The DC and web-servers are very minor players here, so should be just fine.
WHY should you bundle them all into a single group and not split them out?
With 12x 15K drives and 12x 10K drives, you'll probably end up having to have two disk-groups, one for each speed. I wouldn't recommend splitting further.
12x 15K drives should provide you with around 2270 I/O Ops/s for fully random I/O in R0, 1135-2270 for R10, and 2080 for R5. The 12x 10K drives should give you 1700 I/O Ops/s (850-1700 in R10, 1560 in R5). The R10 speeds are variable because it depends on your read/write percentages, and whether or not the controller will supply reads from multiple stripes (I don't know if the Dell does that or not). Significantly sequential operations will be faster, but you can't count on that with a shared storage system.
Those are some respectable speeds, but they also represent the maximum performance for each disk-type. Going with the full separation model for each of your five identified services:
I'd lump the last two on a pair of 300GB 10K drives in a R1 config, leaving the other 22 disks for the rest. As for the rest...
Depending on your capacity requirements, you may need to swap the DB/Log volumes. A configuration like this gives both SQL and Exchange a total of 945 I/O Ops/s for Logs and Mailstores respectively, and 420 I/O Ops/s for Databases and Logs respectively. Reporting gets 280 I/O ops/s. This gives an overall disk subsystem performance of 3230 I/O Ops/s.
Compare that with 3640 for overall system performance with just two disk groups. That's 12% of performance you're sacrificing in order to isolate your production systems. One of the chief benefits of shared storage systems like this is that you can make more efficient use of the storage. Separating things like the above means your prime benefit is the cost savings for having all the storage in one device on one set of RAID controllers instead of having multiple RAID controllers.

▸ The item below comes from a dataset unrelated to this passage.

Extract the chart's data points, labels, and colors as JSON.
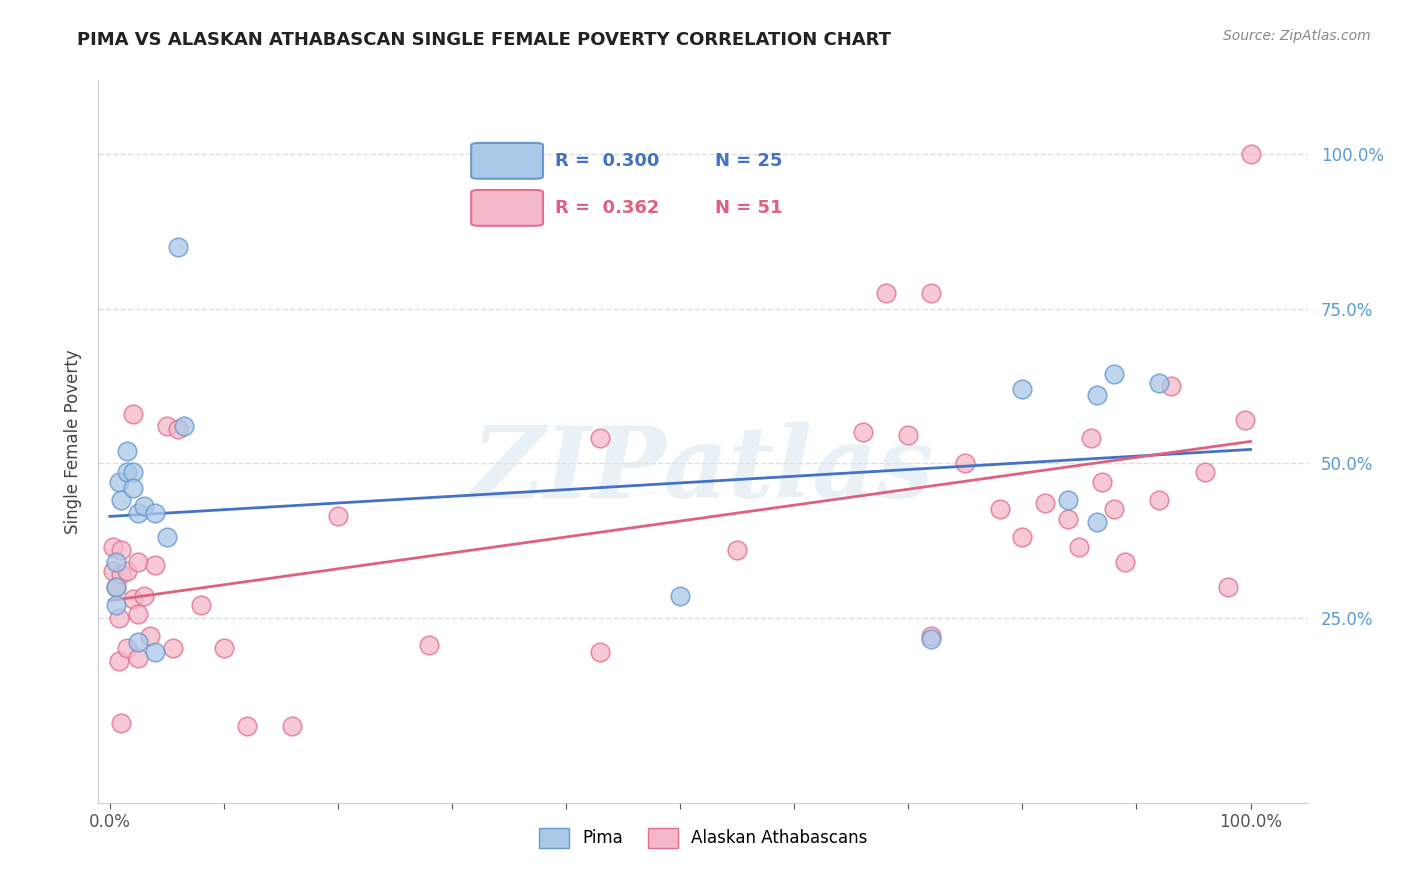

By going with the siloed config above, you hit I/O bottlenecks faster:
When others say that 'one big disk group means you hit I/O bottlenecks faster', what they usually mean is that one badly behaved app can affect the performance of the whole and it's best to silo everything to protect everything from everything else. They're treating storage like old operating-systems used to treat memory: everybody gets a discrete memory allocation at startup and no-one can go outside of it. Unlike memory, there is no such thing as virtual memory in this model, so it's physical memory that's being assigned to processes at startup time.
Better to treat it like modern OSs treat memory: virtually. The system has 3640 I/O ops available to it, why not let everything think it has that much to play with. Everything won't use that all the time, and the storage subsystem will be able to serve most requests just fine. If demand does get to that level, then things start bogging down (IOWAIT increases), and it's time to analyze the system to figure out what's causing the slow-downs.
Well I am no expert, but for my ESXi environment which runs a small DC, a small SQL DB and an Exchange server. We just lumped all of the storage into one pool.
Based on what I am reading I think more of how you want allocate the space will be left up this individual VMs rather than the storage backend.
If you are using VMware I would defiantly use thin provisioning on the VM disks so they don't take up all of the space until they need it. That has saved us a lot of space compared to thick provisioning everything.